# Promo code for northwest corridor



## johnk (Feb 10, 2008)

I am new to amtrak. This will be our first train ride to Glacier from St Cloud Minnesota. Are there any promotional codes that we could use to get a better rate on train travel to Montana?


----------



## Cascadia (Feb 13, 2008)

johnk said:


> I am new to amtrak. This will be our first train ride to Glacier from St Cloud Minnesota. Are there any promotional codes that we could use to get a better rate on train travel to Montana?


Hi John, I don't know if you can edit your subject line, but if you change it from "northwest corridor" to "Empire Builder" that would be more specific 

A lot of people's hearts kind of leap when they see "Empire Builder"! Mine too!

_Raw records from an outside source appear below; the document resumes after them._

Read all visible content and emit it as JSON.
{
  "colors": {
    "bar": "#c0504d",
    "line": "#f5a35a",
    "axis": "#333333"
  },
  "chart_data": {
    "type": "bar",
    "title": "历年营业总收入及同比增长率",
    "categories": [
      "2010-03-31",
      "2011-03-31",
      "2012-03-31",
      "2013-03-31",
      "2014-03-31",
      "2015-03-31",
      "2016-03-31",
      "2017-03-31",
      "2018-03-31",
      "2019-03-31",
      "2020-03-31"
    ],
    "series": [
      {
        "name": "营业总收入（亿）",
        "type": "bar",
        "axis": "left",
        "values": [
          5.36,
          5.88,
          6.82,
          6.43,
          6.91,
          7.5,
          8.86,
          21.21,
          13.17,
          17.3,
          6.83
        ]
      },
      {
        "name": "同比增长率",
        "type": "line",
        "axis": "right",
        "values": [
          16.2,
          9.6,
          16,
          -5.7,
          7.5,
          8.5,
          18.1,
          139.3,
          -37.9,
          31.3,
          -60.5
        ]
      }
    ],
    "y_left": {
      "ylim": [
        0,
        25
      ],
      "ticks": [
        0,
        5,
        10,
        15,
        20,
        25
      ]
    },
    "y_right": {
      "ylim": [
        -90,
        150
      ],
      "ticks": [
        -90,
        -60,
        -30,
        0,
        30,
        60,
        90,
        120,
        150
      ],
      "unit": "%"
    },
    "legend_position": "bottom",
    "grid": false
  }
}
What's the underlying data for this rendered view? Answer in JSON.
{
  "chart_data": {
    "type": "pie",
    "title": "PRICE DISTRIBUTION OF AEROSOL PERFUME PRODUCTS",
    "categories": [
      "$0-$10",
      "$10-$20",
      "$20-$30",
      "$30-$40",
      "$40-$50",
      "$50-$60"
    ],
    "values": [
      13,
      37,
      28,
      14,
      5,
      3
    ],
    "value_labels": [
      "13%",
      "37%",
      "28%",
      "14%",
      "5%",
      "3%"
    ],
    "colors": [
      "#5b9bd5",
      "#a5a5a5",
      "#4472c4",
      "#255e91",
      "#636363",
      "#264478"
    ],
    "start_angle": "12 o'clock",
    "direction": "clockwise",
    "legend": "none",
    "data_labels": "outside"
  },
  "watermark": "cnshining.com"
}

Anyway, and most importantly, I am jealous of your planned trip, I have done the Empire Builder from MSP to Seattle and back, but this was thirty years ago. I am dying to do it again! From the other end this time: I moved from Minneapolis to Washington in 2001.

On the Amtrak web site, if you click on "Hot Deals" at the top, and then look at the "Weekly Specials", you will see that the Empire Builder is still on there through the 15th, if you could leave tomorrow or the next day, you could go one way coach for only $77.00.

When are you planning on taking your trip? And, are you freezing in St. Cloud?


----------